Au cours de cette réunion historique des chefs d’État et de gouvernement, le capitaine Ibrahim Traoré, du haut de ses 35 ans, a pris la parole – [protocole oblige] – en tant que président du Faso, le pays des ‘‘Hommes intègres’’. Au cours de sa brève intervention – d’une durée totale de 7 minutes – dont l’écho continue de résonner sur l’ensemble du continent africain, ce jeune dirigeant a exposé, non sans avoir préalablement remercié l’hôte du sommet[i], les maux rongeurs de l’Afrique contemporaine pourtant indépendante sur papier. Dans un silence de cathédrale, il a égrené un chapelet de reproches sous forme aussi bien de questionnements teintés de ‘‘maïeutique’’ que d’affirmations somme toute crues[ii]. À savoir : l’asservissement des dirigeants africains[iii], l’aliénation politique et diplomatique des États supposément indépendants et souverains[iv], la posture de la mendicité étatique, la souveraineté alimentaire, l’exil mortel de la jeunesse abandonnée à son triste sort, le bâillonnement de la population[v], l’écrasement de la dignité citoyenne, la strangulation de profondes aspirations populaires, l’absence manifeste des politiques de coopération internationale ou des mécanismes d’intégration régionale, le sabotage de l’intégrité physique de différents territoires africains par la pieuvre terroriste et la communauté internationale, la trahison de la solidarité interafricaine au profit exclusif de puissants intérêts exogènes et coloniaux[vi].
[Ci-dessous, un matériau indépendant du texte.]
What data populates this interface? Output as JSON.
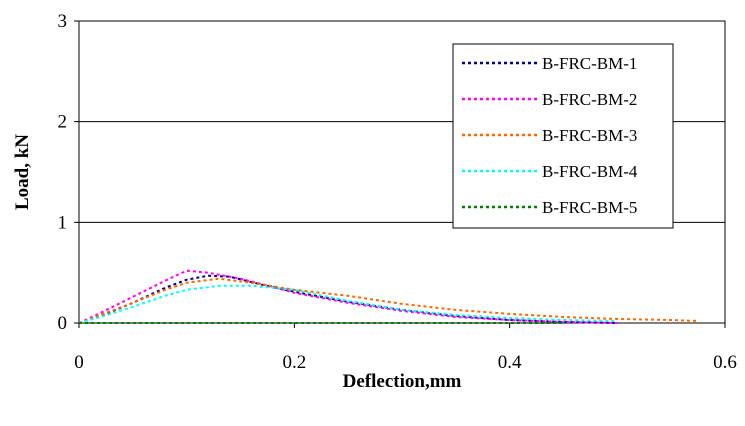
{
  "chart_data": {
    "type": "line",
    "title": "",
    "xlabel": "Deflection,mm",
    "ylabel": "Load, kN",
    "xlim": [
      0,
      0.6
    ],
    "ylim": [
      0,
      3
    ],
    "x_ticks": [
      "0",
      "0.2",
      "0.4",
      "0.6"
    ],
    "y_ticks": [
      "0",
      "1",
      "2",
      "3"
    ],
    "grid": "horizontal major gridlines",
    "legend_position": "top-right",
    "line_style": "dashed",
    "series": [
      {
        "name": "B-FRC-BM-1",
        "color": "#000080",
        "points": [
          [
            0,
            0
          ],
          [
            0.02,
            0.07
          ],
          [
            0.05,
            0.2
          ],
          [
            0.08,
            0.35
          ],
          [
            0.1,
            0.43
          ],
          [
            0.12,
            0.47
          ],
          [
            0.14,
            0.46
          ],
          [
            0.17,
            0.38
          ],
          [
            0.2,
            0.31
          ],
          [
            0.25,
            0.21
          ],
          [
            0.3,
            0.13
          ],
          [
            0.35,
            0.07
          ],
          [
            0.4,
            0.03
          ],
          [
            0.45,
            0.01
          ],
          [
            0.5,
            0
          ]
        ]
      },
      {
        "name": "B-FRC-BM-2",
        "color": "#ff00ff",
        "points": [
          [
            0,
            0
          ],
          [
            0.02,
            0.1
          ],
          [
            0.05,
            0.26
          ],
          [
            0.08,
            0.42
          ],
          [
            0.1,
            0.52
          ],
          [
            0.12,
            0.5
          ],
          [
            0.15,
            0.44
          ],
          [
            0.18,
            0.36
          ],
          [
            0.2,
            0.3
          ],
          [
            0.25,
            0.2
          ],
          [
            0.3,
            0.12
          ],
          [
            0.35,
            0.06
          ],
          [
            0.4,
            0.03
          ],
          [
            0.45,
            0.01
          ],
          [
            0.5,
            0
          ]
        ]
      },
      {
        "name": "B-FRC-BM-3",
        "color": "#ff6600",
        "points": [
          [
            0,
            0
          ],
          [
            0.02,
            0.08
          ],
          [
            0.05,
            0.2
          ],
          [
            0.08,
            0.33
          ],
          [
            0.1,
            0.4
          ],
          [
            0.13,
            0.44
          ],
          [
            0.16,
            0.4
          ],
          [
            0.2,
            0.33
          ],
          [
            0.25,
            0.27
          ],
          [
            0.3,
            0.19
          ],
          [
            0.35,
            0.13
          ],
          [
            0.4,
            0.09
          ],
          [
            0.45,
            0.06
          ],
          [
            0.5,
            0.04
          ],
          [
            0.55,
            0.03
          ],
          [
            0.575,
            0.02
          ]
        ]
      },
      {
        "name": "B-FRC-BM-4",
        "color": "#00ffff",
        "points": [
          [
            0,
            0
          ],
          [
            0.02,
            0.06
          ],
          [
            0.05,
            0.16
          ],
          [
            0.08,
            0.27
          ],
          [
            0.1,
            0.33
          ],
          [
            0.13,
            0.37
          ],
          [
            0.16,
            0.37
          ],
          [
            0.2,
            0.33
          ],
          [
            0.25,
            0.22
          ],
          [
            0.3,
            0.13
          ],
          [
            0.35,
            0.08
          ],
          [
            0.4,
            0.05
          ],
          [
            0.45,
            0.03
          ],
          [
            0.5,
            0.02
          ]
        ]
      },
      {
        "name": "B-FRC-BM-5",
        "color": "#008000",
        "points": [
          [
            0,
            0
          ],
          [
            0.2,
            0
          ],
          [
            0.4,
            0
          ],
          [
            0.45,
            0
          ]
        ]
      }
    ]
  }
}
Sans s’appuyer sur un support papier ou document, ce discours du capitaine burkinabè qui n’est véritablement pas fait dans la dentelle, a bel et bien suscité un profond malaise[vii]. De manière quasiment inattendue, celui-ci a littéralement fait sortir de leurs gonds les ‘‘porte-parole attitrés de la FrançAfrique[viii]’’. Il convient d’admettre que ces porte-voix officiels du néocolonialisme archi-ravageur sont, d’ailleurs, réputés séquestrer l’avenir du continent africain[ix]. En réalité, ils sont des destructeurs patentés de tous les espoirs de la jeunesse africaine fort manifestement confrontée sur le terrain continental au chômage endémique, à la privation délibérée des structures éducatives et sanitaires[x], à l’exil oh ! Combien meurtrier, in fine à l’extrémisme idéologique ou la radicalisation religieuse vivement encouragée par des forces obscurantistes[xi].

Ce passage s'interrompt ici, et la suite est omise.